The secretly-taped video, posted by the left-leaning Mother Jones, shows Romney telling big money donors that forty-seven percent of Americans will vote for Barack Obama regardless of policy or quality of leadership. He said these people do not pay taxes, are dependent on the government, and do not take personal responsibility for their own lives. Essentially, he accused forty-seven percent of the electorate of being freeloaders:
“There are forty-seven percent of the people who will vote for the president no matter what. All right, there are forty-seven percent who are with him, who are dependent upon government, who believe that they are victims, who believe the government has a responsibility to take care of them. Who believe that they are entitled to health care, to food, to housing, to you-name-it.”
This is Mitt Romney’s “YouTube moment.” The same thing happened to Barack Obama in 2008 when he was recorded telling supporters and donors that rural voters cling to their guns, religion, and an “antipathy towards people who are not like them.” He was speaking of the hardships small town residents were experiencing in the Midwest and the way they dealt with the frustrations caused by their present circumstances.
In both cases, the presidential candidates spoke very candidly about voters they fail to connect with. Candidates will speak with less caution behind closed doors because they believe it is safe to do so and they know what their donors want to hear. Obviously, Barack Obama’s remarks did not badly hinder his chances at winning the Democratic nomination nor the general election.
Whether one examines Obama’s message to donors in 2008 or the latest hitch in the Romney campaign, these type of behind-the-scenes comments are an example of election politics in its purist form. To add to comments that have already received mass media attention, Romney added that his job “is not to worry about those people. I’ll never convince them they should take personal responsibility and care for their lives.”
The goal Mitt Romney has is not to convince every single voter that he will provide adequate leadership as president nor that he will promote policies that will benefit all Americans. The focus for campaign strategists, Republican or Democrat, is to get to 270 electoral votes, which means catering to the voters the candidate absolutely needs to get there.
The problem the GOP presidential hopeful has experienced is the ability to appeal to several demographics within the electorate, including a large independent voting bloc that he characterizes in the same video as being emotionally-driven.
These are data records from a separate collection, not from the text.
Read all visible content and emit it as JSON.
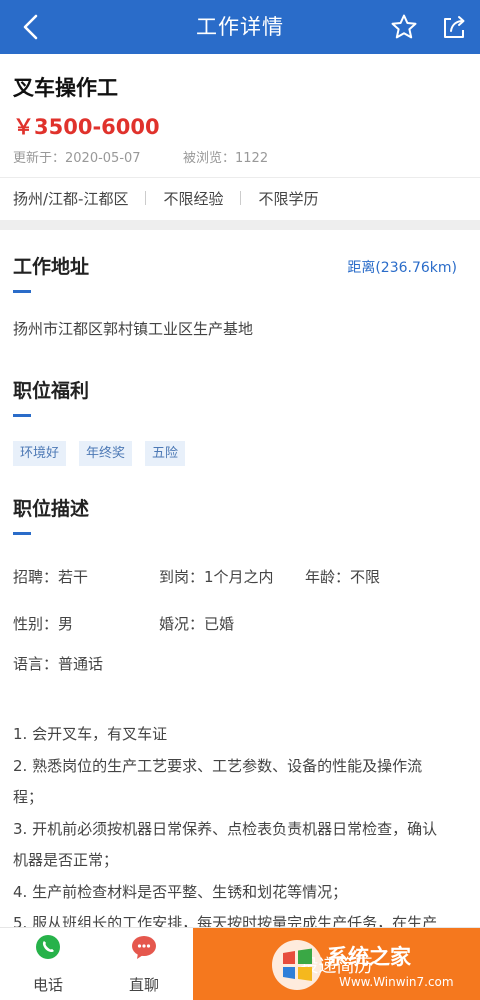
{
  "header": {
    "title": "工作详情"
  },
  "job": {
    "title": "叉车操作工",
    "salary": "￥3500-6000",
    "updated": "更新于：2020-05-07",
    "views": "被浏览：1122",
    "location": "扬州/江都-江都区",
    "experience": "不限经验",
    "education": "不限学历"
  },
  "address_section": {
    "title": "工作地址",
    "distance": "距离(236.76km)",
    "address": "扬州市江都区郭村镇工业区生产基地"
  },
  "benefits_section": {
    "title": "职位福利",
    "tags": [
      "环境好",
      "年终奖",
      "五险"
    ]
  },
  "description_section": {
    "title": "职位描述",
    "fields": {
      "recruit": "招聘：若干",
      "arrival": "到岗：1个月之内",
      "age": "年龄：不限",
      "gender": "性别：男",
      "marital": "婚况：已婚",
      "language": "语言：普通话"
    },
    "lines": [
      "1. 会开叉车，有叉车证",
      "2. 熟悉岗位的生产工艺要求、工艺参数、设备的性能及操作流",
      "程；",
      "3. 开机前必须按机器日常保养、点检表负责机器日常检查，确认",
      "机器是否正常；",
      "4. 生产前检查材料是否平整、生锈和划花等情况；",
      "5. 服从班组长的工作安排，每天按时按量完成生产任务，在生产"
    ]
  },
  "bottom_bar": {
    "phone_label": "电话",
    "chat_label": "直聊",
    "apply_label": "投递简历"
  },
  "watermark": {
    "main": "系统之家",
    "sub": "Www.Winwin7.com"
  },
  "colors": {
    "primary": "#2a6cc9",
    "salary": "#e0322c",
    "apply": "#f5781e",
    "phone_icon": "#27b24a",
    "chat_icon": "#e5574d"
  }
}
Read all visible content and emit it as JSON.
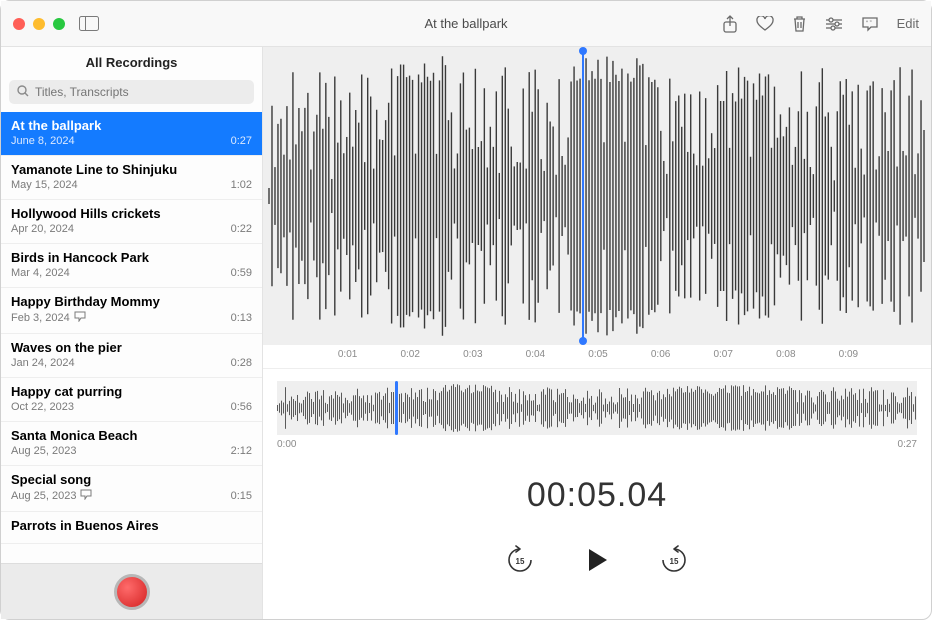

This important segment of the voting population includes low income earners that may get back most, if not all, of the income tax withheld from their pay at tax time, but still pay other taxes.
When Barack Obama ran for his first term in 2008 he had likability and a massive amount of enthusiasm on which to build his campaign. Mitt Romney doesn’t have that appeal because he is not saying anything that could effectively reach average voters who want someone they believe can genuinely understand their plight.
Many voters want to support a presidential candidate that understands the economic burden that weighs heavily on middle and low income households. They don’t want to vote for someone who seems completely detached from the reality that there are many people in this country who, despite their hard work, are struggling. It is hard to connect with voters when a candidate accuses half of the electorate of being lazy, dependent freeloaders.